Commonwealth’s Attorney: Tazewell, Va. officers will not be charged for use of force in Aug. arrest


TAZEWELL, Va. (WJHL) – A special prosecutor cleared two officers with the Tazewell Police Department after an investigation into their use of force during an August arrest.

According to a release from the office of Chuck Slemp, Commonwealth’s Attorney for Wise County and the City of Norton, an investigation found that their “actions were objectively justifiable and not excessive under the law.”

The investigation centered around an arrest on August 11, 2021 at a business in Tazewell, Virginia. The release states an employee called 911 to report a customer who was reportedly threatening another customer.

Tazewell Police Sergeant M. Steele and Officer J. Stevenson were identified in the release as the responding officers. An employee of the business reportedly identified Anthony Fuller as the threatening customer. The employee told Stevenson and Steele that Fuller had left in a pickup truck and had seemed to be under the influence of something at the time, according to the release.

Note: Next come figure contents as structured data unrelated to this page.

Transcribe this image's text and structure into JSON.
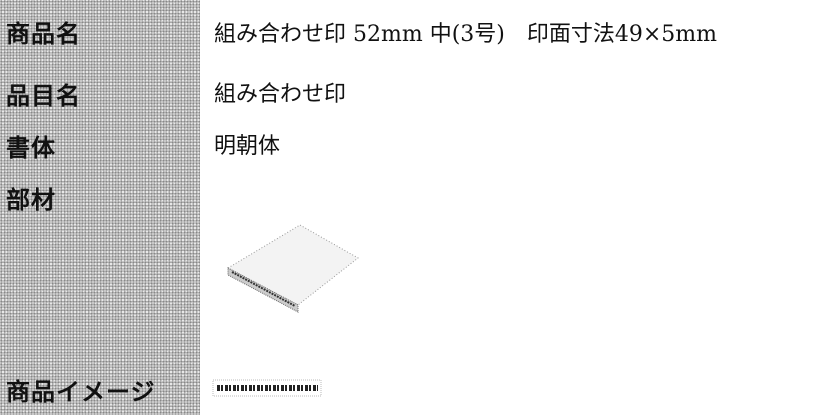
{
  "table": {
    "rows": [
      {
        "label": "商品名",
        "value": "組み合わせ印 52mm 中(3号)　印面寸法49×5mm"
      },
      {
        "label": "品目名",
        "value": "組み合わせ印"
      },
      {
        "label": "書体",
        "value": "明朝体"
      },
      {
        "label": "部材"
      },
      {
        "label": "商品イメージ"
      }
    ]
  }
}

Slemp’s office reports Stevenson found the truck and approached Fuller. Steele joined Stevenson shortly after.

The release states Fuller refused to identify himself and “manipulated an object in his left pants pocket multiple times” while speaking with the officers.

“At one point, Fuller appeared to reach into the pocket as he turned away from the officers and leaned into the cab, blocking the view of his hand from the officers,” the release states.

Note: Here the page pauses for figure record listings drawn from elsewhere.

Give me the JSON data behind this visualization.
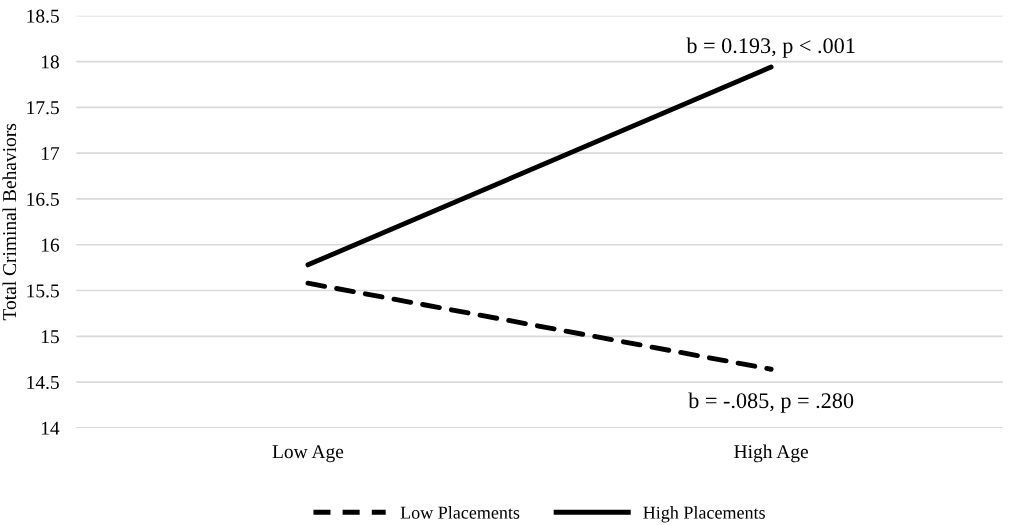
{
  "chart_data": {
    "type": "line",
    "ylabel": "Total Criminal Behaviors",
    "categories": [
      "Low Age",
      "High Age"
    ],
    "series": [
      {
        "name": "Low Placements",
        "color": "#000000",
        "values": [
          15.58,
          14.64
        ],
        "line_style": "dashed"
      },
      {
        "name": "High Placements",
        "color": "#000000",
        "values": [
          15.78,
          17.94
        ],
        "line_style": "solid"
      }
    ],
    "annotations": [
      {
        "text": "b = 0.193, p < .001",
        "x": "High Age",
        "y": 17.94
      },
      {
        "text": "b = -.085, p = .280",
        "x": "High Age",
        "y": 14.64
      }
    ],
    "ylim": [
      14,
      18.5
    ],
    "yticks": [
      14,
      14.5,
      15,
      15.5,
      16,
      16.5,
      17,
      17.5,
      18,
      18.5
    ],
    "grid": "y",
    "legend": "bottom",
    "marker": "none"
  }
}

After leaning into the cab, Stevenson and Steele reportedly tried to move Fuller away from the cab. Fuller refused, which the release states led to the officers attempting to grab his arms. The release states Fuller resisted the attempts to restrain him.

Slemp’s office reports at that point, Steele drew his taser and told Fuller to stop or he would use it. Fuller leaned back into the truck’s cab and did not comply, according to the release. After further warnings, Steele told Fuller, “I will not tell you again, turn around.”

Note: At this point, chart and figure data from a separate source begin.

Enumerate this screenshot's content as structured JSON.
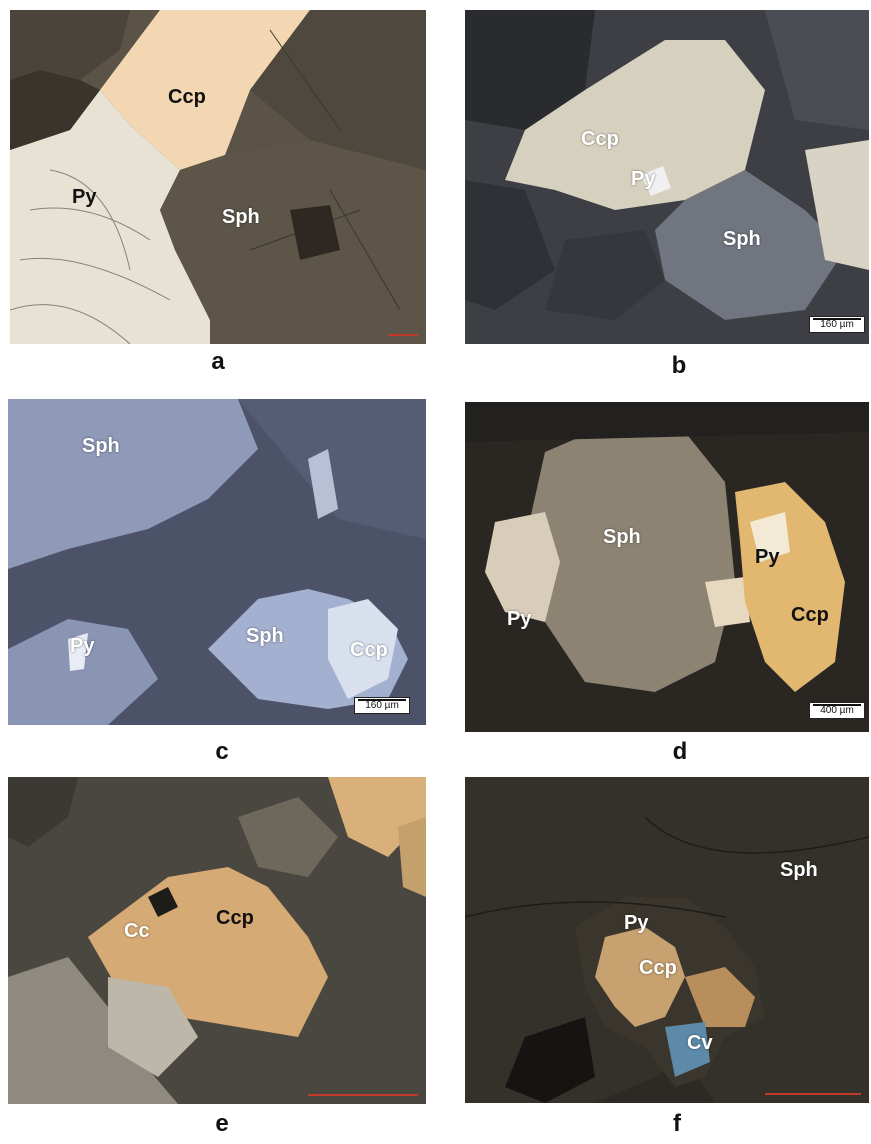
{
  "panels": [
    {
      "id": "a",
      "letter": "a",
      "labels": [
        "Ccp",
        "Py",
        "Sph"
      ],
      "scale": ""
    },
    {
      "id": "b",
      "letter": "b",
      "labels": [
        "Ccp",
        "Py",
        "Sph"
      ],
      "scale": "160 µm"
    },
    {
      "id": "c",
      "letter": "c",
      "labels": [
        "Sph",
        "Py",
        "Sph",
        "Ccp"
      ],
      "scale": "160 µm"
    },
    {
      "id": "d",
      "letter": "d",
      "labels": [
        "Sph",
        "Py",
        "Py",
        "Ccp"
      ],
      "scale": "400 µm"
    },
    {
      "id": "e",
      "letter": "e",
      "labels": [
        "Cc",
        "Ccp"
      ],
      "scale": ""
    },
    {
      "id": "f",
      "letter": "f",
      "labels": [
        "Sph",
        "Py",
        "Ccp",
        "Cv"
      ],
      "scale": ""
    }
  ]
}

The release states Steele used the taser after Fuller did not follow the last order. Fuller then reportedly “charged forward” in the direction of the officers, which resulted in him being up against a police vehicle.

Fuller and the officers then engaged in a struggle, during which Fuller fell to the ground and reportedly grabbed Steele’s taser and his pen. Slemp’s office reports Fuller stabbed Steele’s hand with the pen and broke the skin on the middle finger before it was taken from him.

“Ultimately, it took two police officers, one civilian, one department of corrections officer, and two Sheriff’s Department deputies over five minutes to finally bring Fuller under control,” the release reads.

According to the release, Fuller had a switchblade in his front left pocket, as well as several throwing axes and a machete in his vehicle. Investigators say a blood test found there was methamphetamine, marijuana and alcohol in his system.

“Our law has long recognized that police officers have a right to use some degree of physical force or threat of force when making a lawful arrest or investigatory stop.  The use of force must be reasonable and not excessive under the totality of circumstances.  A particular use of force is judged based on the perspective of the officer on the scene and the potential threat that a suspect poses to immediate safety of the officers or others.

“In this case, these officers were protecting the community from a person who was acting aggressively towards others and in a manner reported to be consistent with intoxication and driving under the influence.  The officer’s effort to locate this individual and detain him was made to prevent him from endangering others driving on our highways.” 

“It was Fuller’s actions, by refusing to comply with police orders, manipulating the knife in his pants pocket, and continuing to lean into the vehicle where he had weapons stored, together with his disorderly conduct at the public business and threats to customers, which necessitated the officers’ actions.  Therefore, I conclude that these officers acted appropriately and in accordance with the law of our Commonwealth.  I further conclude that it was because of their decisive action that day, training and experience, and excellent use of good judgment that innocent lives were not put in danger by the suspect’s erratic behavior.”

Charles “Chuck” Slemp, Commonwealth’s Attorney for Wise County and the City of Norton

Slemp was appointed as a special prosecutor in the case after an investigation into the arrest by the Virginia State Police.

Investigators reviewed body camera footage and other evidence while assessing the arrest, according to the release.